Blackberry remarked, "Well, we haven’t had our government taking the consequences, the people that did all the torture...”
"No, no, no. But that’s what civil disobedience is, too. It is saying, ‘Here is where I stand. I can do no other.’"
Gallegos stated: "I’ve been district attorney for 12 years, and I think in every stage of the way people have heard me say, ‘I think marijuana should be legal.’ I will enforce the law, because that’s my obligation, but I have clearly, emphatically said, ‘This law should change.’ It should change, but should I, as the district attorney, say ‘Just because I don’t like it, I’m not going to apply the laws of the state?’ Should you? And it’s one thing if I were to say, ‘No I’m going to take a stand, and if you are going to prosecute me, great.’ But it’s also fair to expect people in our community to honor the law, and if they don’t, to expect that there will be consequences, too. And I don’t think there’s a disconnect. And no one is asking anyone to be amoral or immoral. They’re saying, ‘Do what you feel is right. Be honest about it. If you cannot follow our laws maybe you should not...’"
Blackberry: "There are a lot of people that feel that they should only follow the just laws."

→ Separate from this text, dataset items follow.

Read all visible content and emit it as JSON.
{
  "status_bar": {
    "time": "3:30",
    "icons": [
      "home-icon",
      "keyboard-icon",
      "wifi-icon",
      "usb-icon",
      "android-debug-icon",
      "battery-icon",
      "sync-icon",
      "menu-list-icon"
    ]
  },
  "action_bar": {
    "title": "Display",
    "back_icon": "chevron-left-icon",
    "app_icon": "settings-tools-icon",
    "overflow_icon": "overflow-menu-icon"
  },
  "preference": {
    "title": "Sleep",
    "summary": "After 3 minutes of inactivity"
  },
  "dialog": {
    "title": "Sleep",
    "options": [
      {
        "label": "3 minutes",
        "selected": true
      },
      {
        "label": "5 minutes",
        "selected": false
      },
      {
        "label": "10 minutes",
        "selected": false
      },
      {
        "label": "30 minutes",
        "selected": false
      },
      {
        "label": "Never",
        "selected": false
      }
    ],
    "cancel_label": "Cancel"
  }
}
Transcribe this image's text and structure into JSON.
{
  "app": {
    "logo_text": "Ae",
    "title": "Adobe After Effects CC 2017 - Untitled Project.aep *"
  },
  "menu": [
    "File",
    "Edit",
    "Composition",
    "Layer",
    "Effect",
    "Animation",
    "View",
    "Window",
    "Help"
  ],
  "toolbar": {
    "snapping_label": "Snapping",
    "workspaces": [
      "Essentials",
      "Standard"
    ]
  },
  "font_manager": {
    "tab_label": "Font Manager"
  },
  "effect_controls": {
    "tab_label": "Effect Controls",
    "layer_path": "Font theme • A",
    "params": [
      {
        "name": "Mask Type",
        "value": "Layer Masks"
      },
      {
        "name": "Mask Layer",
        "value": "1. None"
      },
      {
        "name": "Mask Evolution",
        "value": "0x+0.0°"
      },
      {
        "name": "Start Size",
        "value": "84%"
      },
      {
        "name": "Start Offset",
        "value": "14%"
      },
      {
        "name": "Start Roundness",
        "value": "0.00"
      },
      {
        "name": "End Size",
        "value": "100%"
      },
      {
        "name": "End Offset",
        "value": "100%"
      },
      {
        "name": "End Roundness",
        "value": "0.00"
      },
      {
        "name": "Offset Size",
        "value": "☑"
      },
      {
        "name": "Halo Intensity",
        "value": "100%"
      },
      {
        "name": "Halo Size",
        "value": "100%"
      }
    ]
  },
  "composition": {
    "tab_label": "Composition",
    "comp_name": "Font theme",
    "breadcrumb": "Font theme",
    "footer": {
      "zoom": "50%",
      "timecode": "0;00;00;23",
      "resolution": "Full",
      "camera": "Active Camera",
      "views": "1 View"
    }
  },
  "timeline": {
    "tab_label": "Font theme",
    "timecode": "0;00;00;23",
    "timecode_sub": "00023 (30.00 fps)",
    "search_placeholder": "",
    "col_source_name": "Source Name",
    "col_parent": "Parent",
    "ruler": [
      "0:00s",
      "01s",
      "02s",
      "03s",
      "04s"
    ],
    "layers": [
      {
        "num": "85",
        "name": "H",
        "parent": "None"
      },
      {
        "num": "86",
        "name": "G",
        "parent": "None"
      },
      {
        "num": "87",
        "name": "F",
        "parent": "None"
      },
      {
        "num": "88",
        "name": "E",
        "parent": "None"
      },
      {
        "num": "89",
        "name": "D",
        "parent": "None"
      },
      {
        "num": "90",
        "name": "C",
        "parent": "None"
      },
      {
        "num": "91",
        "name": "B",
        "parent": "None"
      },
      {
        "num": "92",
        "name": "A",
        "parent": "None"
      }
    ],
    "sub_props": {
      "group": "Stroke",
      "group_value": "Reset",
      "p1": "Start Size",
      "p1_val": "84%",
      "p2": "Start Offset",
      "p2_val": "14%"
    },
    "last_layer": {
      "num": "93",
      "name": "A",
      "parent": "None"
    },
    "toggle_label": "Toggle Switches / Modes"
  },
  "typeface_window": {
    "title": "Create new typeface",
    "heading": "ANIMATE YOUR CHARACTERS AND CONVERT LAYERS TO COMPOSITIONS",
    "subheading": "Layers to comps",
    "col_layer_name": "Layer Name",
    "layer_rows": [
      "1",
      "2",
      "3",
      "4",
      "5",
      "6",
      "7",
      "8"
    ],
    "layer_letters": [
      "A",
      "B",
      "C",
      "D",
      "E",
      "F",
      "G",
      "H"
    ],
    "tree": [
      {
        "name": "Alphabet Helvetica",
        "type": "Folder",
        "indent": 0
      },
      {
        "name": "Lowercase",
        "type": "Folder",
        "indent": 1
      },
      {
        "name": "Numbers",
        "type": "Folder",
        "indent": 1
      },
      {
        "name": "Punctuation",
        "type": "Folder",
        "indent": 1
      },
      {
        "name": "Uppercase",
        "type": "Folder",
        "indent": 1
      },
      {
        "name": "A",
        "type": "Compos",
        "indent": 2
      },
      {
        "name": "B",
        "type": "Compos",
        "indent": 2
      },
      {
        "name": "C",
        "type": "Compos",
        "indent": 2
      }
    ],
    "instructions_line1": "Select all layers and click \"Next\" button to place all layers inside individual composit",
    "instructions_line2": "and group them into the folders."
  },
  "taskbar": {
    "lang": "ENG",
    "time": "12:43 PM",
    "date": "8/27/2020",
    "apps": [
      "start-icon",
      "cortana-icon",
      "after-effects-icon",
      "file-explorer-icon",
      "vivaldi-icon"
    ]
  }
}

And Gallegos went on, "Can I speak a little about some past acts of jury nullification? Lynching in the south, where the people that everyone knew were guilty were acquitted; the massacre of Native Americans, the list is endless of cases where jurors didn’t follow the law, and terrible wrongs were committed. And then there are times when they don’t follow the law and they prevent terrible wrongs. But let’s not only look at one side of the point. When you validate, ratify, and authorize people to violate the law, the problem is: When does it stop? Where do you draw the line? And as a member of the society, that’s what I always have to ask myself. Where does society draw the line, in saying some acts of violation of the law are acceptable, and some aren’t. Are they only one’s that hurt people? These are all deep subjects, worth talking about. We should talk about them regularly, and reinforce our own commitment to our values. But I think it’s important to look at it in both its positive aspects and its negative applications."
Suzelle is the in-office monitor for the Civil Liberties Monitoring Project.